Histologic remission and major adverse cardiovascular events in patients with inflammatory bowel disease: a nationwide cohort study

Abstract Background Inflammatory bowel disease (IBD) is associated with cardiovascular diseases (CVDs). However, the impact of histologic and clinical activity on this association remains unclear. Methods We conducted a nationwide cohort study in Sweden involving 59,168 IBD patients diagnosed in 1969-2017 with histologic evaluation (i.e., histologic inflammation vs. remission) and 91,800 patients diagnosed in 1969-2020 with assessment of clinical activity (i.e., clinically active vs. quiescent IBD) in 2006-2021, followed until 31 December 2021. The primary outcome was incident major adverse cardiovascular events (MACE), a composite outcome encompassing ischemic heart disease (myocardial infarction), stroke (hemorrhagic or ischemic stroke), and heart failure. Cox proportional hazards model was applied to estimate adjusted hazard ratios (aHRs) of MACE and its subcomponents within 2 years after documented histologic inflammation (vs. remission) or clinically active IBD (vs. quiescent IBD). Results An increased 2-year risk of MACE was observed after histologic inflammation (n=868, incidence rate IR: 86.3/10,000 person-years) than after remission (n=558, IR=71.3), corresponding to one extra MACE per 331 IBD patients over 2 years after histologic inflammation (aHR=1.16 95%CI: 1.04 to 1.30). This excess risk was similar in CD (aHR=1.30 1.03 to 1.64) and UC (aHR=1.13 1.01 to 1.27). Histological inflammation was associated with an increased risk of ischemic heart disease (aHR=1.16 1.00 to 1.34), myocardial infarction (aHR=1.36 1.12 to 1.64), ischemic stroke (aHR=1.31 1.06 to 1.62), and heart failure (aHR=1.35 1.15 to 1.60), but not significantly so for hemorrhagic stroke (aHR=1.22 0.80 to 1.85). Compared to quiescent IBD, clinically active IBD was also significantly related to increased risks of MACE (IR: 131.4 vs. 93.7 per 10,000 person-years; aHR=1.54 1.46 to 1.63) as well as its subcomponents.
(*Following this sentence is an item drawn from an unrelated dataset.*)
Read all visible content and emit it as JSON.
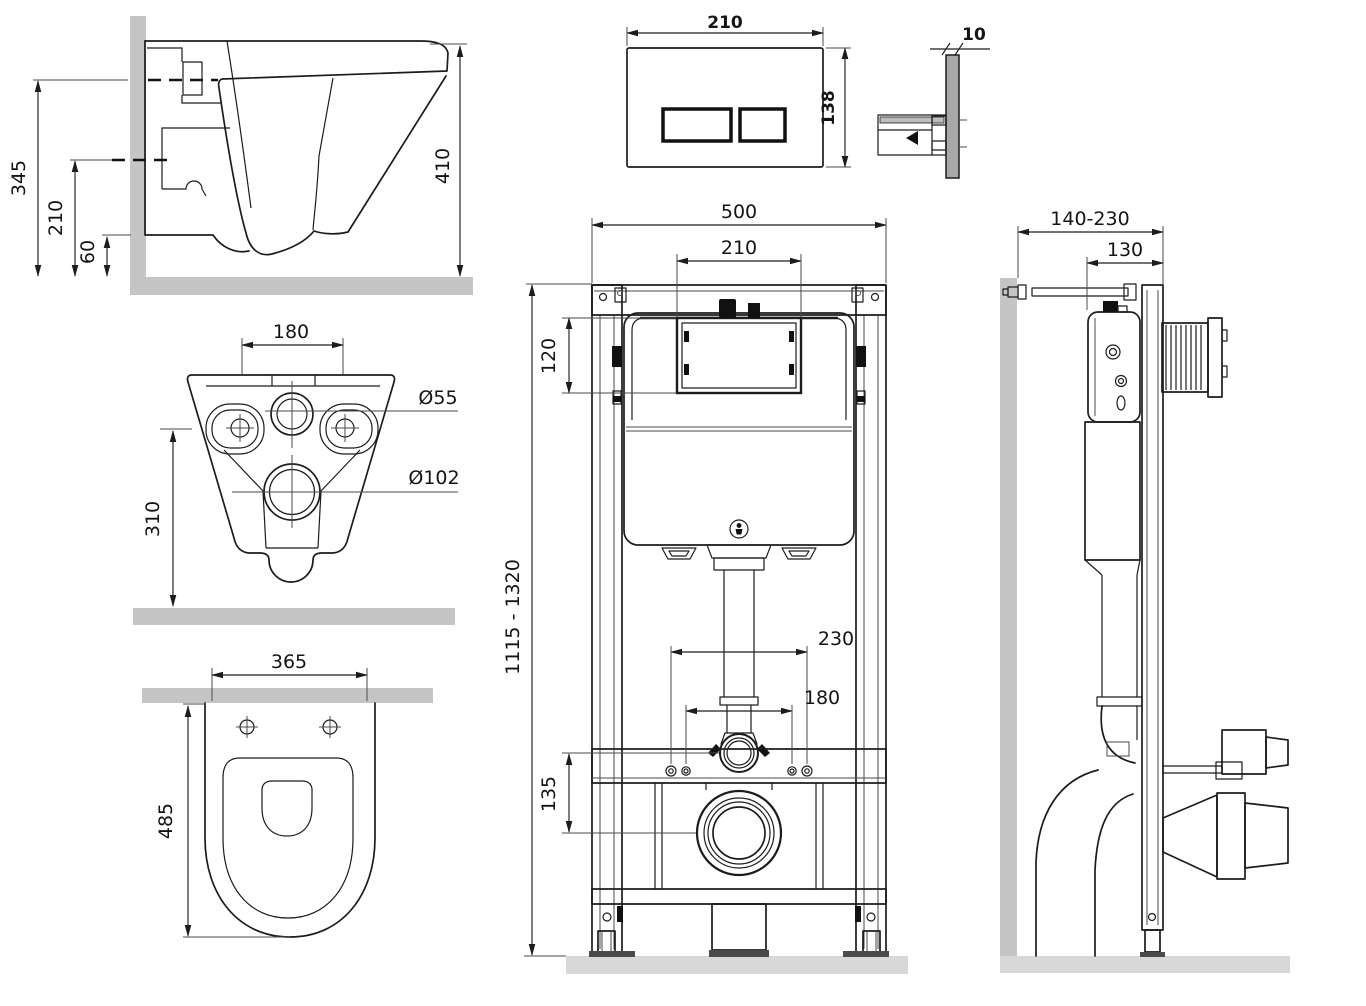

Even in patients with clinically quiescent IBD, histologic inflammation was associated with an increased risk of myocardial infarction (aHR=1.29 1.06 to 1.58) and heart failure (aHR=1.19 1.00 to 1.43). Conclusion Histologic and clinical activity of IBD were associated with an increased MACE, including myocardial infarction, ischemic stroke, and heart failure. These findings suggest that improved disease control could provide opportunities to reduce MACE risk in IBD.